Variables to Consider:

• Substrate Concentration: Vary the initial substrate concentration systematically. Use a range of concentrations to observe the effect.
• Enzyme Concentration: Keep the enzyme concentration constant throughout the experiment.
• Temperature: Maintain a constant temperature throughout the experiment. Consider performing the experiment at different temperatures to investigate the effect of temperature on the reaction rate.
• pH: Maintain a constant pH throughout the experiment. Consider performing the experiment at different pH levels to investigate the effect of pH on the reaction rate.
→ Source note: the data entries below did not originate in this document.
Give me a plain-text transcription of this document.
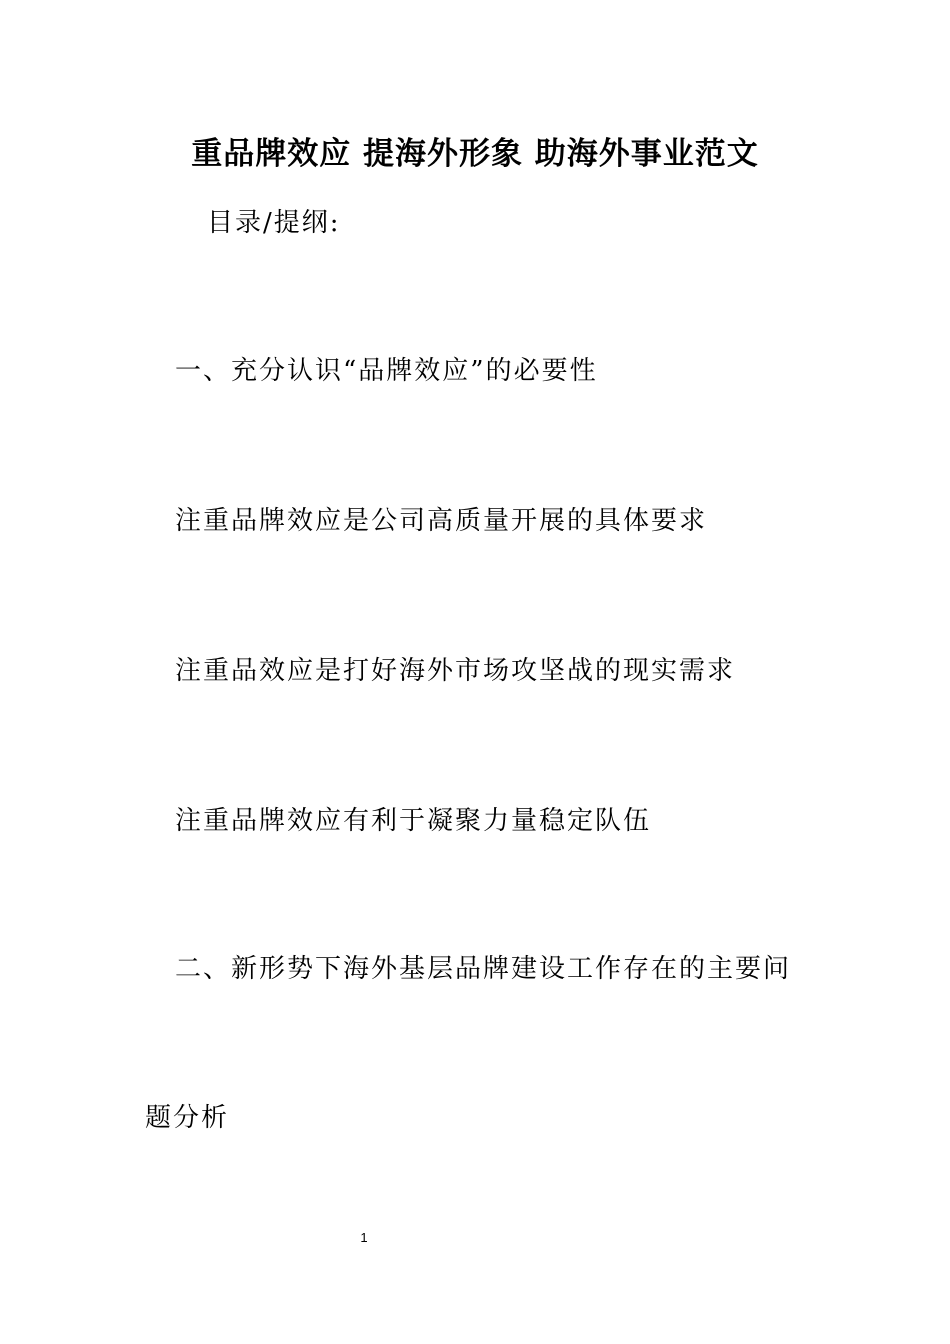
重品牌效应 提海外形象 助海外事业范文
目录/提纲:
一、充分认识“品牌效应”的必要性
注重品牌效应是公司高质量开展的具体要求
注重品效应是打好海外市场攻坚战的现实需求
注重品牌效应有利于凝聚力量稳定队伍
二、新形势下海外基层品牌建设工作存在的主要问
题分析
1
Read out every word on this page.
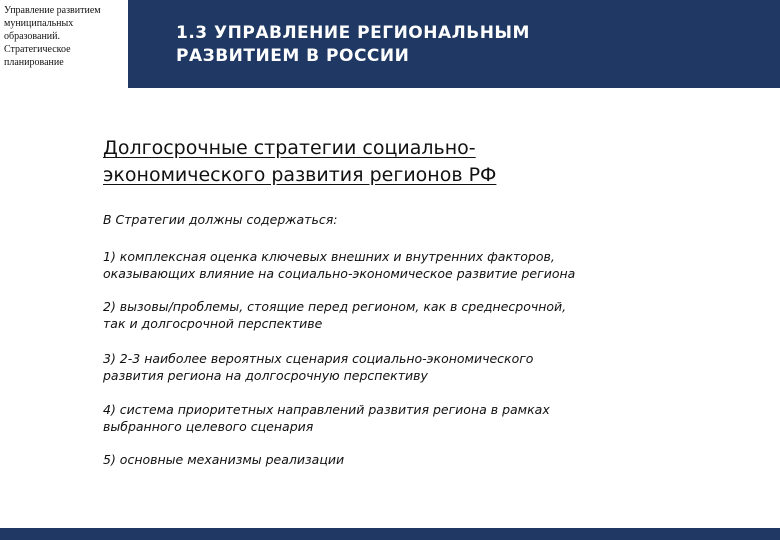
Управление развитием
муниципальных
образований.
Стратегическое
планирование
1.3 УПРАВЛЕНИЕ РЕГИОНАЛЬНЫМ
РАЗВИТИЕМ В РОССИИ
Долгосрочные стратегии социально-
экономического развития регионов РФ
В Стратегии должны содержаться:
1) комплексная оценка ключевых внешних и внутренних факторов,
оказывающих влияние на социально-экономическое развитие региона
2) вызовы/проблемы, стоящие перед регионом, как в среднесрочной,
так и долгосрочной перспективе
3) 2-3 наиболее вероятных сценария социально-экономического
развития региона на долгосрочную перспективу
4) система приоритетных направлений развития региона в рамках
выбранного целевого сценария
5) основные механизмы реализации
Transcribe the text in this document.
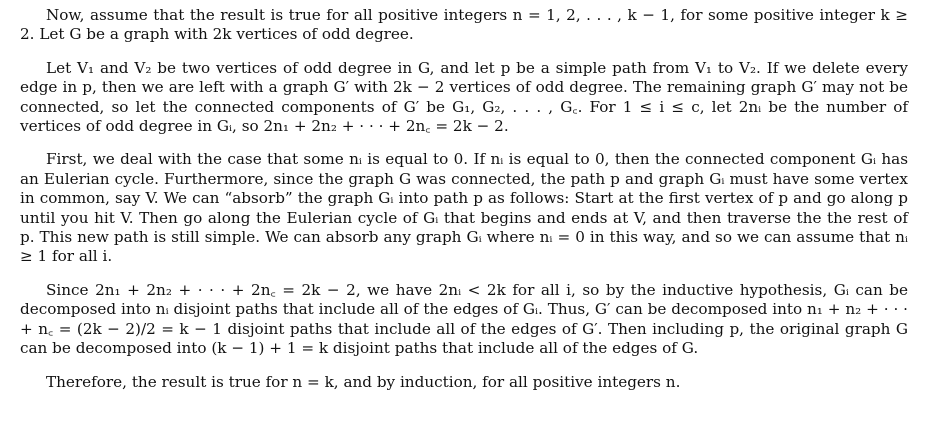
Now, assume that the result is true for all positive integers n = 1, 2, . . . , k − 1, for some positive integer k ≥ 2. Let G be a graph with 2k vertices of odd degree.

Let V₁ and V₂ be two vertices of odd degree in G, and let p be a simple path from V₁ to V₂. If we delete every edge in p, then we are left with a graph G′ with 2k − 2 vertices of odd degree. The remaining graph G′ may not be connected, so let the connected components of G′ be G₁, G₂, . . . , G꜀. For 1 ≤ i ≤ c, let 2nᵢ be the number of vertices of odd degree in Gᵢ, so 2n₁ + 2n₂ + · · · + 2n꜀ = 2k − 2.

First, we deal with the case that some nᵢ is equal to 0. If nᵢ is equal to 0, then the connected component Gᵢ has an Eulerian cycle. Furthermore, since the graph G was connected, the path p and graph Gᵢ must have some vertex in common, say V. We can “absorb” the graph Gᵢ into path p as follows: Start at the first vertex of p and go along p until you hit V. Then go along the Eulerian cycle of Gᵢ that begins and ends at V, and then traverse the the rest of p. This new path is still simple. We can absorb any graph Gᵢ where nᵢ = 0 in this way, and so we can assume that nᵢ ≥ 1 for all i.

Since 2n₁ + 2n₂ + · · · + 2n꜀ = 2k − 2, we have 2nᵢ < 2k for all i, so by the inductive hypothesis, Gᵢ can be decomposed into nᵢ disjoint paths that include all of the edges of Gᵢ. Thus, G′ can be decomposed into n₁ + n₂ + · · · + n꜀ = (2k − 2)/2 = k − 1 disjoint paths that include all of the edges of G′. Then including p, the original graph G can be decomposed into (k − 1) + 1 = k disjoint paths that include all of the edges of G.

Therefore, the result is true for n = k, and by induction, for all positive integers n.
Determining the Order of the Reaction:

The data obtained from the colorimeter (absorbance vs. time) can be used to determine the order of the reaction with respect to substrate concentration. The following approaches can be used:

• Initial Rate Method: Determine the initial rate of the reaction for different substrate concentrations. The initial rate is the slope of the absorbance vs. time curve at the very beginning of the reaction (when the substrate concentration is much higher than the enzyme concentration).
• Graphical Analysis: Plot the initial rate against the substrate concentration.
  • If the plot is linear, the reaction is first order with respect to the substrate.
  • If the plot is a straight line with a non-zero y-intercept, the reaction is zero order with respect to the substrate.
  • If the plot is a curve, the reaction is second order with respect to the substrate.

Method:

1. Catalase Preparation: Prepare a catalase extract by grinding fresh potato (or other suitable source) with distilled water. Filter the mixture through several layers of muslin to obtain a catalase solution. The concentration of the catalase solution should be kept constant for all trials.
2. Hydrogen Peroxide Solution: Prepare a solution of hydrogen peroxide (H₂O₂) of a known concentration (e.g., 3%).
3. Reaction Setup: Set up a system where the hydrogen peroxide solution is mixed with the catalase solution. A suitable apparatus would involve a flask containing the catalase solution, with a delivery tube leading to a graduated conical flask. The conical flask will collect the oxygen gas produced as a product.
4. Rate Measurement: Measure the volume of oxygen gas produced over a fixed time interval (e.g., 1 minute) for several trials. The volume of oxygen can be determined by measuring the displacement of water in the conical flask. Repeat the experiment at different temperatures (e.g., 10°C, 20°C, 30°C, 40°C) to investigate the effect of temperature on the reaction rate.
5. Control Variables: Crucially, maintain constant:

   • Catalase concentration
   • Hydrogen peroxide concentration
   • Volume of catalase solution
   • Temperature
   • Volume of hydrogen peroxide solution

Variables to Investigate: The independent variable is temperature. The dependent variable is the rate of oxygen production (volume of O₂ produced per minute).

Constant Conditions: Maintain constant temperature using a water bath. Ensure the same volume of hydrogen peroxide and catalase are used in each trial. Use the same type and concentration of catalase extract. Ensure the same apparatus is used for each trial.